Goldman, whose Bill Dudley runs the New York Fed, and the Fed in general, gives the official party line on how to interpret the Fed's statement. Summary: all is well.

BOTTOM LINE: On net the FOMC statement is very close to our expectations as the FOMC upgrades its description of the economic outlook, acknowledges the impact of oil prices on inflation, and softens (but retains) the "significant downside risks" phrase.


1. On net the FOMC statement is very close to our expectations.

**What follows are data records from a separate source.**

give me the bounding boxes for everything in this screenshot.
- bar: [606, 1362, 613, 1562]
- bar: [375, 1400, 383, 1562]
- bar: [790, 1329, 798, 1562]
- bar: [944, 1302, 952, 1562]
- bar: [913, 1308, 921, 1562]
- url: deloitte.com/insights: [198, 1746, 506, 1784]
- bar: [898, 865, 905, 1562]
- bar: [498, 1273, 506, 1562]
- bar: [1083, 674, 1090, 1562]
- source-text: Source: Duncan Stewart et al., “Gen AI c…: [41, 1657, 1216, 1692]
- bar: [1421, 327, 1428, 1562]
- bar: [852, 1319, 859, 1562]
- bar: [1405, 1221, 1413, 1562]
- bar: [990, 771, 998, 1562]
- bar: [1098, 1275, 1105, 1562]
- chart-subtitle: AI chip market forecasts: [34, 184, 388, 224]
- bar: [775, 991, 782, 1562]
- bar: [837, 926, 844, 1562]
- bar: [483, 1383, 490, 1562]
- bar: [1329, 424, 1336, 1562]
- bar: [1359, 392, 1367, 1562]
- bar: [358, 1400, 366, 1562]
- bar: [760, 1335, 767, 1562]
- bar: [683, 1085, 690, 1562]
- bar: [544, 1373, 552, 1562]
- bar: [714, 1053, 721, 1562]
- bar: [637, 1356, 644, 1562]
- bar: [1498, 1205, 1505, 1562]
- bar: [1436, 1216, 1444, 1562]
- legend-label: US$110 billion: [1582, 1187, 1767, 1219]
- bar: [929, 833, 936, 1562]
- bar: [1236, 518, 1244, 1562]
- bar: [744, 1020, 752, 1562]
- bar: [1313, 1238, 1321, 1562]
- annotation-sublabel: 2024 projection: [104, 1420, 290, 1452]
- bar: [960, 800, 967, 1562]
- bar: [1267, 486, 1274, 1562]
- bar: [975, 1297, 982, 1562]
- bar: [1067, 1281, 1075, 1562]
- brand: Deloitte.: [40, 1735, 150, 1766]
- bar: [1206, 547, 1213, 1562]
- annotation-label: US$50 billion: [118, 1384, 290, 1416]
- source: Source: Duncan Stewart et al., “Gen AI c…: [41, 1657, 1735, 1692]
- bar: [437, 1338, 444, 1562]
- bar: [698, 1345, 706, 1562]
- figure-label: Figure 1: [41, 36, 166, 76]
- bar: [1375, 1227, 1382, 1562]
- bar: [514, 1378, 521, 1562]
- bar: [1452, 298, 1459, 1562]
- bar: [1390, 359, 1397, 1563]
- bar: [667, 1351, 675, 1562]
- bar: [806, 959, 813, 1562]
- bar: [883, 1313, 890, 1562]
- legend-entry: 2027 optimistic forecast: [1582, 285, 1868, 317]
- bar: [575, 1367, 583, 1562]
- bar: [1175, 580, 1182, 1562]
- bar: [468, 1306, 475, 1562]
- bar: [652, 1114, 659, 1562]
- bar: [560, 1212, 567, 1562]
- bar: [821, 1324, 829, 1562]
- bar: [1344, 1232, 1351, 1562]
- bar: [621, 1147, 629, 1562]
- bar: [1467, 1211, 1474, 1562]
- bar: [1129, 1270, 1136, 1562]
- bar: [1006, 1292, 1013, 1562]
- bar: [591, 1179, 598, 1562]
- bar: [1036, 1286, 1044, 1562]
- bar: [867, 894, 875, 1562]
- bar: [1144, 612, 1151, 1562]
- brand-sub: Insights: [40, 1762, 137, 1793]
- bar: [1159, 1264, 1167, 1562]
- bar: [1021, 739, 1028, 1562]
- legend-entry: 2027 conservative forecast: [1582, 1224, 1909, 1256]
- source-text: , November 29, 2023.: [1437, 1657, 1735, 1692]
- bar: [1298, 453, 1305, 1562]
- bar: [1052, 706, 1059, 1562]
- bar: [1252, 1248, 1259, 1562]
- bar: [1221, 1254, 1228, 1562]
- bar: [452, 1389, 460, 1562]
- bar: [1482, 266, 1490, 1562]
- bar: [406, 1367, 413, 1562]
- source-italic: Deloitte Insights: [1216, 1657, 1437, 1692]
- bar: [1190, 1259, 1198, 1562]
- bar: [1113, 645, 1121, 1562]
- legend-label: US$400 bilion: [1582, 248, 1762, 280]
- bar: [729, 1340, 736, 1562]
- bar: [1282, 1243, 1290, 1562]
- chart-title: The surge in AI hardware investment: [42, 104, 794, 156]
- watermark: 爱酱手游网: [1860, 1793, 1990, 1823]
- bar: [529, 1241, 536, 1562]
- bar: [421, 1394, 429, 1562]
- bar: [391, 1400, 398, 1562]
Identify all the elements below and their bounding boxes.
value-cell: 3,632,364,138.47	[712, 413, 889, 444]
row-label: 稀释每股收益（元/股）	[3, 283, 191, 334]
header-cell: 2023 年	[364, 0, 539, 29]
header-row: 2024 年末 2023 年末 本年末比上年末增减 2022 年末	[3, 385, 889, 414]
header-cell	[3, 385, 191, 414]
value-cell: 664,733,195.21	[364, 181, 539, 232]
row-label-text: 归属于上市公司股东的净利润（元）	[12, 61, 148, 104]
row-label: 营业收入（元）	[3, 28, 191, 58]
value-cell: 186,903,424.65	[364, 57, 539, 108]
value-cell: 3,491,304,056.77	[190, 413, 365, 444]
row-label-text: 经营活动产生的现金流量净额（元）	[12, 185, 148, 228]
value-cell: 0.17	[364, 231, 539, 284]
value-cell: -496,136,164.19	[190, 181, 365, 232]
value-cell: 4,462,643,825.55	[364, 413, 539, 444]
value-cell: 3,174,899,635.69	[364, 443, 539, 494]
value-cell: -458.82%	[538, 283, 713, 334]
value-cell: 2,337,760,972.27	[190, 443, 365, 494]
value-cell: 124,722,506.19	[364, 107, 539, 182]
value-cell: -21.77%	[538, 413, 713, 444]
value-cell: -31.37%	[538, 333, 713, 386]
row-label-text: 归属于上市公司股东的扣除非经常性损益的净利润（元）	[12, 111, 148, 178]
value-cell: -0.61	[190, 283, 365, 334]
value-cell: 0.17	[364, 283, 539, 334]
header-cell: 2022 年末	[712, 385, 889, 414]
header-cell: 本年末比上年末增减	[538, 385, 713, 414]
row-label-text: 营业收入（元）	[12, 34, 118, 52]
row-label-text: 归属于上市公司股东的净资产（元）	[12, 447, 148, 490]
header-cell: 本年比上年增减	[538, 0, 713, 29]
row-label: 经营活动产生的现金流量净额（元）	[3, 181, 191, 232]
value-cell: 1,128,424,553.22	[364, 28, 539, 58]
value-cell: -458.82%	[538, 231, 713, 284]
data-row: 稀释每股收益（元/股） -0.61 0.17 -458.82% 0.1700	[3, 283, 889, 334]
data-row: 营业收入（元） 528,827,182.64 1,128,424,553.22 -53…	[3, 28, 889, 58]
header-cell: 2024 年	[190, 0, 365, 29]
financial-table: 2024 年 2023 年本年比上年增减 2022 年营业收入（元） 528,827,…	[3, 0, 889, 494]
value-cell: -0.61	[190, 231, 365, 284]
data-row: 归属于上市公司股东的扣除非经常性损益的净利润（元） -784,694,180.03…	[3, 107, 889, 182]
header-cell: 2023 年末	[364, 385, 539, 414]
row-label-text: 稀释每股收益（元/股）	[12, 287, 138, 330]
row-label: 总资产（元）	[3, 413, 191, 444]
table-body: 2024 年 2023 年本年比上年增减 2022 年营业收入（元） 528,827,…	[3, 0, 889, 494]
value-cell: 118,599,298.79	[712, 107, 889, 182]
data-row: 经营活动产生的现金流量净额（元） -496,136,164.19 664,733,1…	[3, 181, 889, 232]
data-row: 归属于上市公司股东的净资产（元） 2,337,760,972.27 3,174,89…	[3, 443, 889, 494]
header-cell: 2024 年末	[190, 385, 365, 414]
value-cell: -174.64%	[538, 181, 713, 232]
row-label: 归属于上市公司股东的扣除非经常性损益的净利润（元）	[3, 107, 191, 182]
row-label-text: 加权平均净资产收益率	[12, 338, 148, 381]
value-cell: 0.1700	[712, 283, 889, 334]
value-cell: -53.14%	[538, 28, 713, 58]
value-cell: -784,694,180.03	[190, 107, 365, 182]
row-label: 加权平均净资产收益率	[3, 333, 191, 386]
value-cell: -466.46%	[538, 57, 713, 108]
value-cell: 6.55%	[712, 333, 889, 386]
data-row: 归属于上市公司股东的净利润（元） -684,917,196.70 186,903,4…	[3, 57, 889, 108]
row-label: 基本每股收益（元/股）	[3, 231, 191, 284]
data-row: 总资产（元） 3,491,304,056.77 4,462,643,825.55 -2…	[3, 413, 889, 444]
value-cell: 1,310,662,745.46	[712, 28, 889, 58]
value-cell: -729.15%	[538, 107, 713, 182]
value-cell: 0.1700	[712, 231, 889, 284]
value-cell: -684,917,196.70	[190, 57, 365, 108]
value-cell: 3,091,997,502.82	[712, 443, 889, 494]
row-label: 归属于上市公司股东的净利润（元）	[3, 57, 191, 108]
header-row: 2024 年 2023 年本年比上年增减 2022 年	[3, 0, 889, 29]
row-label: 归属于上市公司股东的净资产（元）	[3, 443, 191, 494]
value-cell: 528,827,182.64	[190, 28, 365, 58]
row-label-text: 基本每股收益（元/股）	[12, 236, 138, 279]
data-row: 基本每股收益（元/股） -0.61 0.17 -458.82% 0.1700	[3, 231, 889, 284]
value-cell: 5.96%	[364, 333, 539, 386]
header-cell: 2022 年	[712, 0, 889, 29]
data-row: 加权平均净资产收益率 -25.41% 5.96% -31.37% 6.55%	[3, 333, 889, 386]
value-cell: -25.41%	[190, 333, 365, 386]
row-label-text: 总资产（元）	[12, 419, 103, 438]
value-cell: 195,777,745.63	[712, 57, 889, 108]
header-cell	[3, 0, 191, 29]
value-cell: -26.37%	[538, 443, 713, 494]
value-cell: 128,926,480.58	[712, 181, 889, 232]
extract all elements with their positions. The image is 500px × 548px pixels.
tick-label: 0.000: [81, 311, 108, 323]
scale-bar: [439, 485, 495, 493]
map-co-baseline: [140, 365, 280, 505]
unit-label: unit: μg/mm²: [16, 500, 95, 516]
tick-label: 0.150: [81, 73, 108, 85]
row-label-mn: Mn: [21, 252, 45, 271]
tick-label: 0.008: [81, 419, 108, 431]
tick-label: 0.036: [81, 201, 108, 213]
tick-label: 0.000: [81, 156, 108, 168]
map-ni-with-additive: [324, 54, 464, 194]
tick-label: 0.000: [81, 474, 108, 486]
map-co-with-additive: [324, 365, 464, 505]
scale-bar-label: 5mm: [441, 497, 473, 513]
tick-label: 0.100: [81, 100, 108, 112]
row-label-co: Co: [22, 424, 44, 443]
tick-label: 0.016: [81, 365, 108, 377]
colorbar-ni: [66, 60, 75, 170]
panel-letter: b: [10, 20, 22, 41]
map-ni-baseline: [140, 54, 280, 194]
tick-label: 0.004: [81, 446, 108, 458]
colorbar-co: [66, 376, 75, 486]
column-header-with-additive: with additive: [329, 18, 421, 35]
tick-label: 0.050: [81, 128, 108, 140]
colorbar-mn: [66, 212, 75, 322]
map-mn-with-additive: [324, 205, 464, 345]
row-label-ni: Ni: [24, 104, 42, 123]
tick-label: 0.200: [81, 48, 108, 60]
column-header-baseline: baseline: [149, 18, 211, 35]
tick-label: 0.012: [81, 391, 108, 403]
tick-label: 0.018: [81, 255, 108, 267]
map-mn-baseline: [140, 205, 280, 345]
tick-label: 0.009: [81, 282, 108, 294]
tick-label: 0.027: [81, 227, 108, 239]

In particular, the FOMC continues to see "significant downside risks" but softened this statement to acknowledge that "strains in global financial markets have eased." In the same vein the committee dropped the phrase "notwithstanding some slowing in global growth" from the first paragraph.

2. As expected, the FOMC upgraded its assessment of the economic outlook. First, the committee acknowledges that the unemployment rate has declined "notably" in recent months, and that it expects it to decline "gradually" (instead of "only gradually"). Second, the committee upgraded its assessment of business fixed investment from "has slowed" to "has continued to advance." Third, the committee now expects "moderate" instead of "modest" growth over the coming quarters.

3. The FOMC acknowledges the likely implications of the recent run-up in energy prices. First, the statement continues to say that "inflation has been subdued in recent months," but the committee added "although prices of crude oil and gasoline have increased lately." Second, the committee acknowledges that "the recent increase in oil and gasoline prices will push up inflation temporarily" but continues to anticipate that "subsequently inflation will run at or below the rate that it judges most consistent with its dual mandate."

4. Richmond Fed President Lacker again dissented against the action at today’s meeting. However, he strengthened the rationale for his dissent. He now says that he "does not anticipate that economic conditions are likely to warrant exceptionally low levels of the federal funds rate through late 2014." Previously, he had only dissented against the forward-looking language.

BOTTOM LINE: The FOMC signaled that policy rates will remain low “at least through late 2014”. The next release at 2pm will clarify how this relates to meeting participants’ new funds rate forecasts.